Но желала ли я, чтобы эти ограничения коснулись Каррингтон? Что будет, если перед ней откроются двери в жизнь, абсолютно не похожую на ее предыдущую? Это все равно что привезти Золушку на бал в карете, а назад отправить в тыкве. Золушку это не очень-то обескуражило. Однако вряд ли, подумала я, Каррингтон окажется такой же смиренницей. И если честно, то я вовсе не хотела, чтобы она такой была.
Глава 16
Как я и опасалась, Каррингтон в этот день извозилась как никогда. Джинсы на коленях были в зеленых пятнах от травы, а футболка на животе заляпана гуашью. Встретив ее возле класса, я тут же завела ее в ближайший туалет, где в спешке протерла ей бумажными полотенцами лицо и уши и расчесала спутанный хвост. Когда она спросила, с чего это я ее прихорашиваю, я объяснила, что мы едем на ужин к друзьям, так что просьба вести себя там прилично, а не то пусть пеняет на себя.
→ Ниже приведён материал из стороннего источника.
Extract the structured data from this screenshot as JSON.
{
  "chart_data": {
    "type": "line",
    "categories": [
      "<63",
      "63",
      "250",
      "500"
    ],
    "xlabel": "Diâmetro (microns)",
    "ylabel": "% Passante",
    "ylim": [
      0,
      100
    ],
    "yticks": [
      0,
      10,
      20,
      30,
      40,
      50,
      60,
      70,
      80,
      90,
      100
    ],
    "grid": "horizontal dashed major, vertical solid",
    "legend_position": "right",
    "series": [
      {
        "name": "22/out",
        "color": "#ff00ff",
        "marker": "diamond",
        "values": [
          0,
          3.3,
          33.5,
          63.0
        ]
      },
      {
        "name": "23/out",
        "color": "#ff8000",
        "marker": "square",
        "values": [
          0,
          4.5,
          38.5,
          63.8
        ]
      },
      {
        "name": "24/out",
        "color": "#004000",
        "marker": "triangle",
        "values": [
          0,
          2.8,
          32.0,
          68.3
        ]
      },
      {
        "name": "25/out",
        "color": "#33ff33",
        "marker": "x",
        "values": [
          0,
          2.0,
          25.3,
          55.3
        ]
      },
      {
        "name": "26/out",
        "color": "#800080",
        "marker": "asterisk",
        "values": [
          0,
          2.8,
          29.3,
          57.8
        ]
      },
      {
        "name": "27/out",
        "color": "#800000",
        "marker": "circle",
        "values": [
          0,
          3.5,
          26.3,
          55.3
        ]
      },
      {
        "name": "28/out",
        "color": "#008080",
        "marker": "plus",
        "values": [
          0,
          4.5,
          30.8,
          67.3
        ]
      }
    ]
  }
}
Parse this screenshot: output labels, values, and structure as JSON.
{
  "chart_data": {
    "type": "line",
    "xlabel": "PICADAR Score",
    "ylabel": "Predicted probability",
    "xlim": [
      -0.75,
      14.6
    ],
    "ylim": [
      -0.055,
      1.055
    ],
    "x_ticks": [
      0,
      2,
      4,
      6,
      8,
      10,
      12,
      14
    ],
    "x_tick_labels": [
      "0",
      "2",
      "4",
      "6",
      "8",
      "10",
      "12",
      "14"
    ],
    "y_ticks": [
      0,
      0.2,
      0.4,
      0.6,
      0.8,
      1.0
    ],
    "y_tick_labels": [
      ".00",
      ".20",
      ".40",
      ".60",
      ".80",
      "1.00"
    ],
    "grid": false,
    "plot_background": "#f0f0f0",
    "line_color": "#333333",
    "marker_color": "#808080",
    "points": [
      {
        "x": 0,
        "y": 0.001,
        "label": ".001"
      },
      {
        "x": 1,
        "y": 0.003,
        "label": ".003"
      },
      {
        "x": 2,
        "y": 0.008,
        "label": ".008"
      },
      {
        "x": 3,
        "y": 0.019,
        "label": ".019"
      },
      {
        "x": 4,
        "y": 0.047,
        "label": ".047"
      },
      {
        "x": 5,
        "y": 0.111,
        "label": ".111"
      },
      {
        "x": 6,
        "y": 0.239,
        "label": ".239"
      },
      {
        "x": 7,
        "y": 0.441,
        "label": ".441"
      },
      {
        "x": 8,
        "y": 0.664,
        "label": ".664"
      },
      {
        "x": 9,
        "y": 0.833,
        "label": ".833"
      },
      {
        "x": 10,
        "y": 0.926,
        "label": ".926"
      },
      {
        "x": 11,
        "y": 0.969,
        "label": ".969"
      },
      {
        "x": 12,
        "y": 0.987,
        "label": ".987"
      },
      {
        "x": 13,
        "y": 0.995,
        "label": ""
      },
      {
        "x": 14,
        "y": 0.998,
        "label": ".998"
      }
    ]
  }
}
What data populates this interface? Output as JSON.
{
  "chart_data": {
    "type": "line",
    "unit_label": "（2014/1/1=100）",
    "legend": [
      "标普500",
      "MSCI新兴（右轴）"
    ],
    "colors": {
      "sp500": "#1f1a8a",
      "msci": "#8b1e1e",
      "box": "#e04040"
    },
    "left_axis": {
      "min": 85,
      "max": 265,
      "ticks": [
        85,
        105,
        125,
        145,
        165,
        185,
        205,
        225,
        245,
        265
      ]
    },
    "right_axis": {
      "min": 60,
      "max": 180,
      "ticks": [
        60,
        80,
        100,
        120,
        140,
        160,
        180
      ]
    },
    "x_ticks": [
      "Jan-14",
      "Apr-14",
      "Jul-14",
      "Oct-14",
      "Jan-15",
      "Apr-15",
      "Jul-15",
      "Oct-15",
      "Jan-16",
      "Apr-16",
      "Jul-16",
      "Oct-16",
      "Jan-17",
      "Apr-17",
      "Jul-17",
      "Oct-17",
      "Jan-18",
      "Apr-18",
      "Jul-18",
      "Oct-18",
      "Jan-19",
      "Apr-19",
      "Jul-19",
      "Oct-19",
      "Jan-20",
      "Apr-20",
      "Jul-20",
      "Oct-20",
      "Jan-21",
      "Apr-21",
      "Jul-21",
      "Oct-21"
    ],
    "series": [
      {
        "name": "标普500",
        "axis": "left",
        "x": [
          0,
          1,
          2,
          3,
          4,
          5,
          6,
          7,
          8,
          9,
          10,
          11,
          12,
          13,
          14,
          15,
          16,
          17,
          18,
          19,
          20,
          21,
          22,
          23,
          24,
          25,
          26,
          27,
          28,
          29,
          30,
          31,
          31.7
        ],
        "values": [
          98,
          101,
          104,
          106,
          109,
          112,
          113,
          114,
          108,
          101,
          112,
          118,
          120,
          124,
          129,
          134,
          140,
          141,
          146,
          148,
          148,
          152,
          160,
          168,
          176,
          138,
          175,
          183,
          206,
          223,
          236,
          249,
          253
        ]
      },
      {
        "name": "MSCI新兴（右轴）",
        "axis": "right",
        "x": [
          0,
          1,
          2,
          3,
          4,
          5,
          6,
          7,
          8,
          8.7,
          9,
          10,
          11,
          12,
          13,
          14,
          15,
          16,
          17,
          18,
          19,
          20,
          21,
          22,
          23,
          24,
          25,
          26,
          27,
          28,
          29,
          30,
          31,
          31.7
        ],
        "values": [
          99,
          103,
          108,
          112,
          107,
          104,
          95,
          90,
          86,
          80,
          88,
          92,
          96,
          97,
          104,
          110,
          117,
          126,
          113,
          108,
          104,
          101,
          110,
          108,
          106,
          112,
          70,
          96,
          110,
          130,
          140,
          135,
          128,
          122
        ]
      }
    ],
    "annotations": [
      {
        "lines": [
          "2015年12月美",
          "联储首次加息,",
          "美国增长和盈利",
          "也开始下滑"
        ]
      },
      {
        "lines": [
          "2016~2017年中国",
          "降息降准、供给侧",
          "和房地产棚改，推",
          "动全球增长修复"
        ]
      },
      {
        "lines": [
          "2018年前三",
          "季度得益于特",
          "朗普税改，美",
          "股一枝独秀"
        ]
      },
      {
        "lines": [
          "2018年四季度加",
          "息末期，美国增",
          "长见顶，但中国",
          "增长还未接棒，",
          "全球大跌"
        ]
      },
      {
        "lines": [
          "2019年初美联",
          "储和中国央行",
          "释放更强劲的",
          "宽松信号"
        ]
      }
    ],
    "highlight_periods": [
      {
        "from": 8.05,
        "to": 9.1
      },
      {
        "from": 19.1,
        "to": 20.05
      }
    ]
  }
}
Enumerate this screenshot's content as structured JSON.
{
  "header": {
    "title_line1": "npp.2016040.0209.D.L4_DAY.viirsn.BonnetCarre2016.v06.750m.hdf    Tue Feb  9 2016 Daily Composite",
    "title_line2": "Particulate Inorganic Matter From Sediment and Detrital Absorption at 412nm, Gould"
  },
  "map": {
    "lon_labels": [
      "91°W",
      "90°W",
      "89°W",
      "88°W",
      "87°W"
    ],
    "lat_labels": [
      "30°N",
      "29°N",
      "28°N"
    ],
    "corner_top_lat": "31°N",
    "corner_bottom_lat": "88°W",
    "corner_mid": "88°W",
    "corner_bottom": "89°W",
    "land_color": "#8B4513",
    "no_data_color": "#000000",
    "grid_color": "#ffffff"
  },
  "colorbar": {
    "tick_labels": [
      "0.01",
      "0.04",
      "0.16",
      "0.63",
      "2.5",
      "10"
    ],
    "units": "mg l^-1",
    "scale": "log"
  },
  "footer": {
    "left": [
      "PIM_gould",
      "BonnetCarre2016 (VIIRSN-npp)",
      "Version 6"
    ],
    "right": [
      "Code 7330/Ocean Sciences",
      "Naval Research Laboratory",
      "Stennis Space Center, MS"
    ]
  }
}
– Что значит «пенять на себя»? – по своему обыкновению спросила она, а я притворилась, что не слышу.
При виде особняка за оградой Каррингтон разразилась радостными воплями. Ей приспичило слезть со своего сиденья и через открытое окно самой понажимать на кнопки кодового замка под мою диктовку. Меня почему-то радовало, что Каррингтон еще недостаточно взрослая, чтобы оробеть при виде такого богатства. Прежде чем я сумела остановить ее, она позвонила в дверь, причем целых пять раз, и стала корчить рожи в камеру наблюдения и подпрыгивать на пятках, пока огоньки на ее кроссовках не вспыхнули, как аварийные сигналы.
На сей раз дверь открыла пожилая экономка. Черчилль с Гретхен по сравнению с ней выглядели подростками. Лицо у нее было такое шишковатое и рифленое, что она напомнила мне куклу из сушеных яблок с дерниной белой ваты вместо волос. Яркие черные пуговицы ее глаз смотрели из-за очков с толстенными, как бутылочное стекло, линзами. Говорила она с акцентом долины реки Бразос – проглатывала слова, еще даже не успевшие слететь с ее губ. Мы представились друг другу. Она сказала, что ее зовут не то Сесили, не то Сисси, я так и не поняла.
А потом появилась Гретхен. Черчилль уже спустился на лифте, сказала она, и ждет нас в большом зале. Она оглядела Каррингтон и, протянув к ней руки, сжала ее лицо ладонями.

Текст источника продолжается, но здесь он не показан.